Part of my job, as a senior presentation designer here at Eyeful, is to create visually impactful slides to aid the presenter as they take their audience on a journey that should follow a clear pathway. In this guise, we see a recurring issue darkening our doors more than you can ever imagine – the overloading of slides with content, along with a lack of brand and visual consistency.
I find myself time and time again explaining that empty space is not a waste of screen real-estate. In fact, it’s a very important way of allowing your content to breathe.

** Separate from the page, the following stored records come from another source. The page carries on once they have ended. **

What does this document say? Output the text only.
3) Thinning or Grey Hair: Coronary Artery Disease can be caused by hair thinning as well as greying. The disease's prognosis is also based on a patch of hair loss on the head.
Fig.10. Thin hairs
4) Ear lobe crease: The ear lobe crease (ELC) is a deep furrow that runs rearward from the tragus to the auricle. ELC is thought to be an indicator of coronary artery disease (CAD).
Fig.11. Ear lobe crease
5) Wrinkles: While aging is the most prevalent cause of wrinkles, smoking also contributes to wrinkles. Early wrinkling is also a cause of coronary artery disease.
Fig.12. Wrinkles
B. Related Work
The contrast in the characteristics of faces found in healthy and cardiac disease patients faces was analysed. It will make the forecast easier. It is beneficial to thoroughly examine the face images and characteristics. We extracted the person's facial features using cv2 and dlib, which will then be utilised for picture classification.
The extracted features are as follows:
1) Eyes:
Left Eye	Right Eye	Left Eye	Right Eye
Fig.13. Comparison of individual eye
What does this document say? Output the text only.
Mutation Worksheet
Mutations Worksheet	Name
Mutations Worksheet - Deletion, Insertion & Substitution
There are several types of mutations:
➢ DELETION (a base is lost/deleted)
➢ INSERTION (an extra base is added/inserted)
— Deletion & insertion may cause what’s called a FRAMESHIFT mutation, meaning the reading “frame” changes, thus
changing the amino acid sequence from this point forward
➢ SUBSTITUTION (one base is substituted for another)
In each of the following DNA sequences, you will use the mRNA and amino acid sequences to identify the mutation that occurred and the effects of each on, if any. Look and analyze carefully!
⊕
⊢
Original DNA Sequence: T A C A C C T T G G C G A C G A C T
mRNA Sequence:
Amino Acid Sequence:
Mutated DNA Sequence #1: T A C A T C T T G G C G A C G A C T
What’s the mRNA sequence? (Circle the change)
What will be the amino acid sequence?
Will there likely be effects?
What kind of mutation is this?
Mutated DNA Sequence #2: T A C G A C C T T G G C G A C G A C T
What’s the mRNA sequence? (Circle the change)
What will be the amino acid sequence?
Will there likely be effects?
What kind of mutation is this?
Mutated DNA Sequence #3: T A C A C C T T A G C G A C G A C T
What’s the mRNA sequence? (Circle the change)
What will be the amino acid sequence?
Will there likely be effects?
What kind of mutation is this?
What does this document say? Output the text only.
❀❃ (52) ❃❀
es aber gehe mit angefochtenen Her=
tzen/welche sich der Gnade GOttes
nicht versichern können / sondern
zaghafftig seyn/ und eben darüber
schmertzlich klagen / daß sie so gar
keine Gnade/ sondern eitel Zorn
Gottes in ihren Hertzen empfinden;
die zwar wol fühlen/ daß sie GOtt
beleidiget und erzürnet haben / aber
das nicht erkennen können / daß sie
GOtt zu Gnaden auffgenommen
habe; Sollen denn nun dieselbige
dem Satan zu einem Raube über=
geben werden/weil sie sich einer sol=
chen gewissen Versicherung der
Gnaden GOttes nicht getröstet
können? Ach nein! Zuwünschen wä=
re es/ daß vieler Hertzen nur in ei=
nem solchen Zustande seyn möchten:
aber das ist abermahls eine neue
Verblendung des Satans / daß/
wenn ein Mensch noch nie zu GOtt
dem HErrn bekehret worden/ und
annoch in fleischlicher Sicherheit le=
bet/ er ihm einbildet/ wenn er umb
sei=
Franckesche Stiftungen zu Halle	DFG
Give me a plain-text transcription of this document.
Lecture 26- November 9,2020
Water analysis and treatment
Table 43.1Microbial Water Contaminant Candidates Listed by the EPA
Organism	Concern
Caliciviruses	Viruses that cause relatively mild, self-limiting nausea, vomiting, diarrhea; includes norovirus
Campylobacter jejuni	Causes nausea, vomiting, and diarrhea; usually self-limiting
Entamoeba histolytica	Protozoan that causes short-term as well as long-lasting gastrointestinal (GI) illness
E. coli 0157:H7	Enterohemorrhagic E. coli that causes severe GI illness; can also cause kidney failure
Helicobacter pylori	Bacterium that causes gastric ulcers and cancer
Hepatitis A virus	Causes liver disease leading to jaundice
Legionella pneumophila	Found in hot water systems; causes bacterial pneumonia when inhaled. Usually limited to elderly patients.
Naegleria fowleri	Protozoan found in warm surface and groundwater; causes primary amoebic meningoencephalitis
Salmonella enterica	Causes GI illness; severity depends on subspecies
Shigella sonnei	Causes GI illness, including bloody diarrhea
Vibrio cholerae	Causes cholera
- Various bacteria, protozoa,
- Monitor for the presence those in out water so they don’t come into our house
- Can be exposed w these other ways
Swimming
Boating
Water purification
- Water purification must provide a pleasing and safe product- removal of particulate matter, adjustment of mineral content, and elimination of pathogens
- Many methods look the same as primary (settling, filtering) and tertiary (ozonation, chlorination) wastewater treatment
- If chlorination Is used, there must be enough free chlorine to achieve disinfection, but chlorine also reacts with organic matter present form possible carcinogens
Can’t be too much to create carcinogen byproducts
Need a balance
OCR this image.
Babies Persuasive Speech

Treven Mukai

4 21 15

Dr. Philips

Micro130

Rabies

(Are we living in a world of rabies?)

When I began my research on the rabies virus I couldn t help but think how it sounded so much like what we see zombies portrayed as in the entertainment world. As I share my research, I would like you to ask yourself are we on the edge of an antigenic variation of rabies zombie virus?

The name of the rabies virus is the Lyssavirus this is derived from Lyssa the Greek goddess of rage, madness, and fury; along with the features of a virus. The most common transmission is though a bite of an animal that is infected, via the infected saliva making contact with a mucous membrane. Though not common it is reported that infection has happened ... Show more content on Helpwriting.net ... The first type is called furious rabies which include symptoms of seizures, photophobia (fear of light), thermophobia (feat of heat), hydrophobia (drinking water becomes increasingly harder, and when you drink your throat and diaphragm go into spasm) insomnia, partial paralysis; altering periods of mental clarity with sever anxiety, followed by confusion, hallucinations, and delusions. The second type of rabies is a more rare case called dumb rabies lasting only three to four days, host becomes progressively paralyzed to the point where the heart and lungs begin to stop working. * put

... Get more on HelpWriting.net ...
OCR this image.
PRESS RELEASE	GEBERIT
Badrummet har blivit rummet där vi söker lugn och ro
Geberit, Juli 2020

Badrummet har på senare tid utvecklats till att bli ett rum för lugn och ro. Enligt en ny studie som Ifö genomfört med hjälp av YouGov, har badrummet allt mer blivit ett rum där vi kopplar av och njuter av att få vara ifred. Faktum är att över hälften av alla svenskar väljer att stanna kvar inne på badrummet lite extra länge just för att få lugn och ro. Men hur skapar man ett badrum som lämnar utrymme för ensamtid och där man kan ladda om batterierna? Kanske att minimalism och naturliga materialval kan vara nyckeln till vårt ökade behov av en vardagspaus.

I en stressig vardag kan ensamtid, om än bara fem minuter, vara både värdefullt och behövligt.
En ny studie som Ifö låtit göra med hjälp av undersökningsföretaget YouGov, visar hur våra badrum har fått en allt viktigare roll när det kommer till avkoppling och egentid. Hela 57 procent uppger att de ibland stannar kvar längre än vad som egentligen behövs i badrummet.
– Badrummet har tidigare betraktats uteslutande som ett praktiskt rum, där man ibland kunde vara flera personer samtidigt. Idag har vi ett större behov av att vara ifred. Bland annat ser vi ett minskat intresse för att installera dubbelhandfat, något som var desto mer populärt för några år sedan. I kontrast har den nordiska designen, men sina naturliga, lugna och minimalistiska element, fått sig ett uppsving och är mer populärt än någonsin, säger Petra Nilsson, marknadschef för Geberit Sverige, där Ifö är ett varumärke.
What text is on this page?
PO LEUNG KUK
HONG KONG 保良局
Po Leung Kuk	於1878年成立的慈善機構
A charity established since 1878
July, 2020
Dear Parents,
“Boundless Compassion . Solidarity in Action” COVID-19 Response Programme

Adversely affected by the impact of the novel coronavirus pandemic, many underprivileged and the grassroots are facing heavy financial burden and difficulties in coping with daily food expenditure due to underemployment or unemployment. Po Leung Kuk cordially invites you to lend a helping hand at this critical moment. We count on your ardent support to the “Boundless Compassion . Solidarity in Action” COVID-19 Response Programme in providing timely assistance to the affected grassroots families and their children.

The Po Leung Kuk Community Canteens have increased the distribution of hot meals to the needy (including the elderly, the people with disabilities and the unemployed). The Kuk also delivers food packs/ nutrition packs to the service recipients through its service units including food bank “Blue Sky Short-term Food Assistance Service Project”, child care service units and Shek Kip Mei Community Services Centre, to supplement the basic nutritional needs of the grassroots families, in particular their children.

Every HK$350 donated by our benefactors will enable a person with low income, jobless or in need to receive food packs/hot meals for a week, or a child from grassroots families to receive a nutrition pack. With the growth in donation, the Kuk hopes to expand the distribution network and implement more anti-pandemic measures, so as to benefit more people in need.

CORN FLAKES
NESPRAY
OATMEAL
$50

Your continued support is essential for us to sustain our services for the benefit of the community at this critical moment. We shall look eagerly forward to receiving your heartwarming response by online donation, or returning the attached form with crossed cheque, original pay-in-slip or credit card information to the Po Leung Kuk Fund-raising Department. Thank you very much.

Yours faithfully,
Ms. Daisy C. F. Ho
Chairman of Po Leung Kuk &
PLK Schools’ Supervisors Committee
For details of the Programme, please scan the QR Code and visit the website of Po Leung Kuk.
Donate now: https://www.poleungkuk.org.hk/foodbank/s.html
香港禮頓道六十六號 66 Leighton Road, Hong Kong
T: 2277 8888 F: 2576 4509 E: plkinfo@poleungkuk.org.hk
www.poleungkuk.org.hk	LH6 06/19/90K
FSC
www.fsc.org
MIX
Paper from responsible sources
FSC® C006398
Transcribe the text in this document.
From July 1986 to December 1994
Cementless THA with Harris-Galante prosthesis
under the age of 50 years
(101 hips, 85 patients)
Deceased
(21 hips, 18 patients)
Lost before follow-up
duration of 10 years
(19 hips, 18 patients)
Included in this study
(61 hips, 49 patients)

In the design world, it has a term called whitespace but it doesn’t have to be white. It’s basically any space around the different elements on your slides that provides a visual breathing room, looks clean on the eye and digestible for the brain. So, rather than panic about the number of slides, let the content and message dictate this by how the content is grouped and how best the audience will understand that information. Ask yourself a question – could those ten slides work better as twenty slides instead?
Which brings us to the importance of consistency in terms of repetition, alignment and proximity, and not forgetting colours, fonts, icons, image styles, animations/transitions etc.
All of these brand elements and design principles need to be consistent to let the message and the primary slide content come to the fore and be clearly understood by the audience.
If I was to give an analogy, I could compare it to the creative world of improvised jazz music. When a musician comes to the fore and has a blistering solo, the other members of the band keep the familiarity flowing with the rhythm and groove of the music to give the foundation for the soloist to prominently and individually perform a unique part of improvised playing. The grounding of familiarity and consistency from the rest of the band keeps the audience comfortable while the solo demands attention in a very engaging and creative way.
Apply this same theory to presentation design where the logo placement, header/footer, fonts, colours, shapes and all the other elements need to have great consistency. It’s with this blend of repetition and consistency that you can really showcase the individual visuals on the slides in an unrestrictive way that help resonate the message and story using visual hierarchy and creativity.
Please remember that simplicity in design is not simple design.
Keeping the basic elements consistent frees up the space to be creative and impactful. This is what I personally love about presentation design – it doesn’t have to be tedious; each presentation gives it’s own unique opportunity to design something bespoke and influential. A foundation of professional, unified and on-brand consistency with added creative flourishes will really help your message resonate with your audience.
So think ‘jazz’ when designing slides – get the basics in the flow and let your content steal the show.